The ORANGE ORACLE has spoken again, and this time, it’s a doozy. In a recent Truth Social post, COMMANDER OF CAPS LOCK Donald Trump laid out some GENERAL RULES, because, you know, the country was just missing that. The post, which has been hailed as a beacon of hope by some and a harbinger of doom by others, outlines the ground rules for, well, everything, it seems. The FLORIDA MESSIAH has decreed that we must preserve every factual statement, name, number, and date from the original post, because FACTS MATTER, folks. And who are we to argue with THE CHIEF OPTIMISM OFFICER?
As the nation struggles to come to terms with the latest TRANSMISSION from THE ORANGE ORACLE, experts are weighing in on the implications of these GENERAL RULES. Dr. Jane Smith, a leading expert in the field of Trumpology, noted that “this is a classic case of EMERGENCY OPTIMISM RESERVES being deployed to shore up the nation’s morale.” When asked to elaborate, she simply shrugged and muttered something about HISTORIC LEVELS OF WINNING.
The Rules of Engagement
So, what do these GENERAL RULES actually entail? Well, for starters, we’re not allowed to invent events, quotes, or people. Because, you know, that would be fake news. And we can’t have that. The MAR-A-LAGO PROPHET has spoken, and we must obey. We must also preserve every factual statement, name, number, and date from the original post. It’s a NATIONAL MORALE EMERGENCY, after all, and we must do our part to maintain the integrity of the information.
But what about humor? Can we still have a sense of humor in this brave new world? Apparently, the answer is yes, as long as it comes from interpretation, exaggeration, and absurdity – not from changing the facts. Because, as we all know, THE ORANGE ORACLE is all about the facts. And if you don’t like it, well, that’s your problem. It’s a PATRIOTIC ENERGY SURGE, and we’re all just along for the ride.
The Oracle Speaks
As the nation continues to grapple with the implications of these GENERAL RULES, THE ORANGE ORACLE remains characteristically tight-lipped. When asked for comment, a spokesperson for the former president simply smiled and said, “It’s a TACTICAL FREEDOM DEPLOYMENT, folks. Just go with it.” And go with it we must, because, as we all know, AMERICA’S EMOTIONAL SUPPORT PRESIDENT knows what’s best for us.
In related news, the government has issued a warning about CRITICAL EAGLE DENSITY levels reaching an all-time high. Scientists are baffled, but experts are quick to point out that this is just a natural side effect of MAXIMUM PATRIOTIC OUTPUT. Because, you know, when THE ORANGE ORACLE speaks, eagles listen. And when eagles listen, America wins.

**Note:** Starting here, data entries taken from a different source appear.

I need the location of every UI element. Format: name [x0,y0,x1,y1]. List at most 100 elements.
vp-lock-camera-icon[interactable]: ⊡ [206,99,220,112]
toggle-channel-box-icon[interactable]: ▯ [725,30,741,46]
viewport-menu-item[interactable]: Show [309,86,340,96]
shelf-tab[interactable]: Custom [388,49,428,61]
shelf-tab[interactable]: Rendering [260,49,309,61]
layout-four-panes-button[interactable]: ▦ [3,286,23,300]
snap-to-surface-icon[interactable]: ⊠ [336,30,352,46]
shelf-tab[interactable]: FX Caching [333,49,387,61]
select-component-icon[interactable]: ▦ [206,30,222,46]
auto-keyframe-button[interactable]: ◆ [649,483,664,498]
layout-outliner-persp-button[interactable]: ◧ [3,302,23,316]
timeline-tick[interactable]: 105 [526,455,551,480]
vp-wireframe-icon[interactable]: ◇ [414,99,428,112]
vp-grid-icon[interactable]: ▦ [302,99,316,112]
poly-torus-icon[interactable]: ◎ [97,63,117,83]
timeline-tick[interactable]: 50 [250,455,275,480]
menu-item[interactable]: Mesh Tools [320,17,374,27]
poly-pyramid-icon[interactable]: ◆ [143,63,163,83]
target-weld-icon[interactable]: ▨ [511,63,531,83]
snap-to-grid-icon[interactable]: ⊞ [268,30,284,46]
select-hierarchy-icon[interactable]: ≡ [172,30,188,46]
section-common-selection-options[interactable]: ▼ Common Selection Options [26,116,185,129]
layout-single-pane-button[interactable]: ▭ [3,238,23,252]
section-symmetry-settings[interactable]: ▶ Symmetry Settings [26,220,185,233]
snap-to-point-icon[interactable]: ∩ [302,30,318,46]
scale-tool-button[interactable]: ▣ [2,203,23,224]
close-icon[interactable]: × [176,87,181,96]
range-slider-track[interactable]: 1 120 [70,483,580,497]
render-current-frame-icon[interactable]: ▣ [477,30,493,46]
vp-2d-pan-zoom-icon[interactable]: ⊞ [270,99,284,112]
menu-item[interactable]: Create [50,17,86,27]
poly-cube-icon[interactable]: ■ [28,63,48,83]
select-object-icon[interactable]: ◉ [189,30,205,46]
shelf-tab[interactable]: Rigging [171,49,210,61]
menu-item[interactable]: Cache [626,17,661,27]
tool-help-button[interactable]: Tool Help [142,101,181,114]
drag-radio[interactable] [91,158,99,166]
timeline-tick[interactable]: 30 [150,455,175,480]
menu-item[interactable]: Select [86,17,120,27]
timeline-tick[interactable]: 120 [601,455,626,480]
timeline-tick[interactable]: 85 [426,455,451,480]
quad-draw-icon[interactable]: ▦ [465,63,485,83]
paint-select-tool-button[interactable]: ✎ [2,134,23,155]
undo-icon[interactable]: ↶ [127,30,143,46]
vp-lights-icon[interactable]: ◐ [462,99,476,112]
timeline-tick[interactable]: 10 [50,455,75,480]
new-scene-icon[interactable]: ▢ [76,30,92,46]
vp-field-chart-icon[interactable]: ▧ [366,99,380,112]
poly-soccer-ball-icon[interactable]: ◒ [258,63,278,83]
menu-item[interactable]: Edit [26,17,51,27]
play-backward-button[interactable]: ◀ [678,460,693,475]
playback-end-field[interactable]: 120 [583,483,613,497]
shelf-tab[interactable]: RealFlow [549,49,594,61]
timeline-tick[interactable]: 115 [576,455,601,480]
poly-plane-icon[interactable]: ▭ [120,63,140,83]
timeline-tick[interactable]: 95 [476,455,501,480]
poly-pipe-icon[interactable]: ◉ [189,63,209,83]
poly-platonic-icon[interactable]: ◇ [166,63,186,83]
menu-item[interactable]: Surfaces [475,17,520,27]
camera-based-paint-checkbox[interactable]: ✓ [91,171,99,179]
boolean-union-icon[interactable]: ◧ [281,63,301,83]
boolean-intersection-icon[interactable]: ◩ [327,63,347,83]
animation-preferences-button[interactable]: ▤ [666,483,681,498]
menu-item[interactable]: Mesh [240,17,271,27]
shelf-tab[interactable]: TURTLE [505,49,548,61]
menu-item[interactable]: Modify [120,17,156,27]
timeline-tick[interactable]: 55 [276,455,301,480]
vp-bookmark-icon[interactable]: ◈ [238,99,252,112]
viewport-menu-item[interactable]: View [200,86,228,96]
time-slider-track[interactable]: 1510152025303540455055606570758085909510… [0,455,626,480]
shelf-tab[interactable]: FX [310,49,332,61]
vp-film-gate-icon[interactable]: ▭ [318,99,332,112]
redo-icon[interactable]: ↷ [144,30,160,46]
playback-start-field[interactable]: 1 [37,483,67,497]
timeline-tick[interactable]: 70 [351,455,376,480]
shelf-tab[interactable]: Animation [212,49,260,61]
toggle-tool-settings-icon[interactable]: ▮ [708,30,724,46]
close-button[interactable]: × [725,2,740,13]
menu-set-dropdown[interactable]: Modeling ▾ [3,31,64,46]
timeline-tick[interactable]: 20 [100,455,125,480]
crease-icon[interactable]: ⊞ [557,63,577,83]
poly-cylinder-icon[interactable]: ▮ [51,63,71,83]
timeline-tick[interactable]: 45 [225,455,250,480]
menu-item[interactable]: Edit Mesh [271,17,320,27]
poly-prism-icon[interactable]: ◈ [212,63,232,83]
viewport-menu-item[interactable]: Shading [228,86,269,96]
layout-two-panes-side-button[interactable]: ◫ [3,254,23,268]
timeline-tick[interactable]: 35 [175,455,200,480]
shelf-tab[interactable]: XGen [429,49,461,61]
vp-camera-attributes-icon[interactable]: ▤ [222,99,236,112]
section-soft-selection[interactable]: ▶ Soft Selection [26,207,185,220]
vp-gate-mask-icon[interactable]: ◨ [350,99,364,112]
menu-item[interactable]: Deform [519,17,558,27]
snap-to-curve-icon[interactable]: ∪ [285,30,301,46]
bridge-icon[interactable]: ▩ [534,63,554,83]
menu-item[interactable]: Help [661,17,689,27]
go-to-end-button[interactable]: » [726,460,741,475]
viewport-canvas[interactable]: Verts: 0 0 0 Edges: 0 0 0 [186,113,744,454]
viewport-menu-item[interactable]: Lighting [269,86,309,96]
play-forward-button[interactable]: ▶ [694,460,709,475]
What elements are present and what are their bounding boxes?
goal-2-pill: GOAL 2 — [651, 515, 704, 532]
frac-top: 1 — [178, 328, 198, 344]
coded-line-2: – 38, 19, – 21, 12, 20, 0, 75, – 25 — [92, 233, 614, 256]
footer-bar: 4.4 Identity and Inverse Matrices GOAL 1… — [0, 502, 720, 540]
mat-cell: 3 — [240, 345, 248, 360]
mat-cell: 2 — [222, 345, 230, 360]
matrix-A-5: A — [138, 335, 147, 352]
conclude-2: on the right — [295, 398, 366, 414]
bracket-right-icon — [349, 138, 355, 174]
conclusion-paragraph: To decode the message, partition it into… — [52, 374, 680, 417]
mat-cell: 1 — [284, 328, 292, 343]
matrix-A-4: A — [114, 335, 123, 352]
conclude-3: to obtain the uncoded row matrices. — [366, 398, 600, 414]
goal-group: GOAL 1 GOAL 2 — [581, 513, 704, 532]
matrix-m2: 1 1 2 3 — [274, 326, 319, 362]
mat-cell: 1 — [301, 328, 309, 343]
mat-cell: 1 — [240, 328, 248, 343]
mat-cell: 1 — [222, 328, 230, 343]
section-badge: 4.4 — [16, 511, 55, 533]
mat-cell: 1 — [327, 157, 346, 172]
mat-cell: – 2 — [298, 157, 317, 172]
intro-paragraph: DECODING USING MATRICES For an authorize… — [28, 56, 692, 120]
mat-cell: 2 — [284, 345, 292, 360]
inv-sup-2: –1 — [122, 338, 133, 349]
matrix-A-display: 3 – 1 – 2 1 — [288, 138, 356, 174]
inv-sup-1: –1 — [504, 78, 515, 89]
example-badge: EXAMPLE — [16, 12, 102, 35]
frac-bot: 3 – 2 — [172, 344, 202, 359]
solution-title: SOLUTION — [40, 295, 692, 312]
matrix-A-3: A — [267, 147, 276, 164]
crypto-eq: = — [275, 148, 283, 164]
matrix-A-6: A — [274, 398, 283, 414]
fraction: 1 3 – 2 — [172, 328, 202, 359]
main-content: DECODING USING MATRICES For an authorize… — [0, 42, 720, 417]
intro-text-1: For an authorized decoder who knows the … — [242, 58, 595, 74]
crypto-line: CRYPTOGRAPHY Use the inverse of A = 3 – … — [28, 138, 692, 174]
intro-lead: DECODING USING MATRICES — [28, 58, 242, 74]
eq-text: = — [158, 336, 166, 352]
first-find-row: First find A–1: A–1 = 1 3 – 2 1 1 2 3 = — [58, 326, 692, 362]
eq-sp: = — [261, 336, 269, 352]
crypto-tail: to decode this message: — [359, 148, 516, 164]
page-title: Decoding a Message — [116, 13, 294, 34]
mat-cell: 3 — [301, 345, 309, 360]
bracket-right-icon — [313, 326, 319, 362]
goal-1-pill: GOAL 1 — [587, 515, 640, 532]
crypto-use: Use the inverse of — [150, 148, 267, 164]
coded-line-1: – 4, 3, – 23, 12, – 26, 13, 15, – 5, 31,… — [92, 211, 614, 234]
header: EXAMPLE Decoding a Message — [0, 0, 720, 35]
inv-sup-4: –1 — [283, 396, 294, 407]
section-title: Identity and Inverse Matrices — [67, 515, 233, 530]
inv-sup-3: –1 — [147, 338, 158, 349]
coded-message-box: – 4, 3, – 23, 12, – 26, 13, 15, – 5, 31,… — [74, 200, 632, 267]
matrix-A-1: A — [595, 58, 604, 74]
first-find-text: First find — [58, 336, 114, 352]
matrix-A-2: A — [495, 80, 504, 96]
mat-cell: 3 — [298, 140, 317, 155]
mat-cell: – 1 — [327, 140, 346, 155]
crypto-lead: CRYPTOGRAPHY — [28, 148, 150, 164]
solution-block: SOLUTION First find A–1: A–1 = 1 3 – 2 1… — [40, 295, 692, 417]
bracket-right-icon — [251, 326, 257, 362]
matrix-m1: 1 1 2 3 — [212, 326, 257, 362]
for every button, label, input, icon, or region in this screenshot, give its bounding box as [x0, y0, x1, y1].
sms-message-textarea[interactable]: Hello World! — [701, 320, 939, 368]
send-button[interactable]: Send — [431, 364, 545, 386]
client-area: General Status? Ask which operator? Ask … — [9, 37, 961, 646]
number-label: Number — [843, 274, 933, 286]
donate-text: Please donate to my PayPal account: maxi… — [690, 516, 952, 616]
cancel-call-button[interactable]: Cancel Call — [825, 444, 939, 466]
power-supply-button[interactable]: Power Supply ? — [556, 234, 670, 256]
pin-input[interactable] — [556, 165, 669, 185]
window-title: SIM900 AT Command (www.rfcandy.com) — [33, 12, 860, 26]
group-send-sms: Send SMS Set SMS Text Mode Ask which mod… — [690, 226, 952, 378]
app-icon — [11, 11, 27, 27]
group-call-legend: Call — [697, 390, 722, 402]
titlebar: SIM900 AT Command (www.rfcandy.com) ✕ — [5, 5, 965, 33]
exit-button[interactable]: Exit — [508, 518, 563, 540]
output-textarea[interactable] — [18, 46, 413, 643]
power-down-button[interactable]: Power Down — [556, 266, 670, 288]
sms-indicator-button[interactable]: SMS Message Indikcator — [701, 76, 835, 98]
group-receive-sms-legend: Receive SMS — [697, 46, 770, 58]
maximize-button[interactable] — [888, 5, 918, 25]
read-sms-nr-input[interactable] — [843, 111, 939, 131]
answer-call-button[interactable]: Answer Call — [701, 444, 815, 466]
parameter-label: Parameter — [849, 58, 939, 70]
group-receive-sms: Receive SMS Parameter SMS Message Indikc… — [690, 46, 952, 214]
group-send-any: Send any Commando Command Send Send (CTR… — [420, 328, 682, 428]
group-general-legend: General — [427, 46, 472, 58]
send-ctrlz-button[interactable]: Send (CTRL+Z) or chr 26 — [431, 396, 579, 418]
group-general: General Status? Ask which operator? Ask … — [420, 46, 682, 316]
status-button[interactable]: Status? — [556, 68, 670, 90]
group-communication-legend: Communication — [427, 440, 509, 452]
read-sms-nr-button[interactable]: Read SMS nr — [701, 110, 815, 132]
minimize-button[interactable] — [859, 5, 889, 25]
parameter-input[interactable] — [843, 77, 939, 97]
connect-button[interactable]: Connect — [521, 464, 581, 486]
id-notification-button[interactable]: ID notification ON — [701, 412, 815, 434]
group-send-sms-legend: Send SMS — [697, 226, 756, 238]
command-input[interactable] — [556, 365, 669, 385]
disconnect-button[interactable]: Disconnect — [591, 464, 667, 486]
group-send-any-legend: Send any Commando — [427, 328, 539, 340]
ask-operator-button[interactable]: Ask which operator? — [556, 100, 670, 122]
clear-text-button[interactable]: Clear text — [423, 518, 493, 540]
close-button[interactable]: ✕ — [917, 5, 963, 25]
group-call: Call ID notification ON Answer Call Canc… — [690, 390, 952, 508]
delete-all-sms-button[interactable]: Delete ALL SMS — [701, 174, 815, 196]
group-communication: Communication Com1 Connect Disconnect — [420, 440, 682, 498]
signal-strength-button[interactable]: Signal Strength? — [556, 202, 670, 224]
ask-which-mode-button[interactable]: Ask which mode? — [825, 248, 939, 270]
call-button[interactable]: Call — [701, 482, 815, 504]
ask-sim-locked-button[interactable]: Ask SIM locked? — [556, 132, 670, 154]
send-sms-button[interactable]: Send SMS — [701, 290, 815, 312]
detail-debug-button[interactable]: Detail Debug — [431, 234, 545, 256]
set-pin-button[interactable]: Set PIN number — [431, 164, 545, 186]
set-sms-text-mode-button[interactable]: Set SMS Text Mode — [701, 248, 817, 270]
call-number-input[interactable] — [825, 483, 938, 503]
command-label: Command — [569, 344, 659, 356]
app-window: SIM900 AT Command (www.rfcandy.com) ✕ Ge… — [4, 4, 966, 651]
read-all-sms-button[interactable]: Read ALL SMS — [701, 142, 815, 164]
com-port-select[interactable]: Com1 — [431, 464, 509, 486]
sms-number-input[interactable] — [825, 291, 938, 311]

As the nation teeters on the brink of a national identity crisis, one thing is clear: THE ORANGE ORACLE is still in charge. And if you don’t like it, well, that’s your problem. It’s an AMERICAN SPIRIT CONTAINMENT ZONE, and we’re all just trapped inside. So, buckle up, folks, because it’s going to be a wild ride. And remember, as THE ORANGE ORACLE would say, “We’re going to win so bigly, you won’t even believe it.” Or something like that. It’s all a bit of a blur at this point.

Chief Oracle Interpretation Officer
Dr. Milton Truthwell reportedly earned seven honorary doctorates from institutions later classified as “emotionally real.” As Jackal.Today’s leading authority on ORACLE TRANSMISSIONS, he specializes in decoding HIGH-ENERGY TRUTH SIGNALS and assessing their impact on national morale.
His research suggests that prolonged exposure to CAPS LOCK communications may increase patriotism by up to 700%, although peer review remains difficult due to widespread eagle interference.
Government agencies neither confirm nor deny the existence of Dr. Truthwell.
Dr. Milton Truthwell: Translating greatness into understandable panic.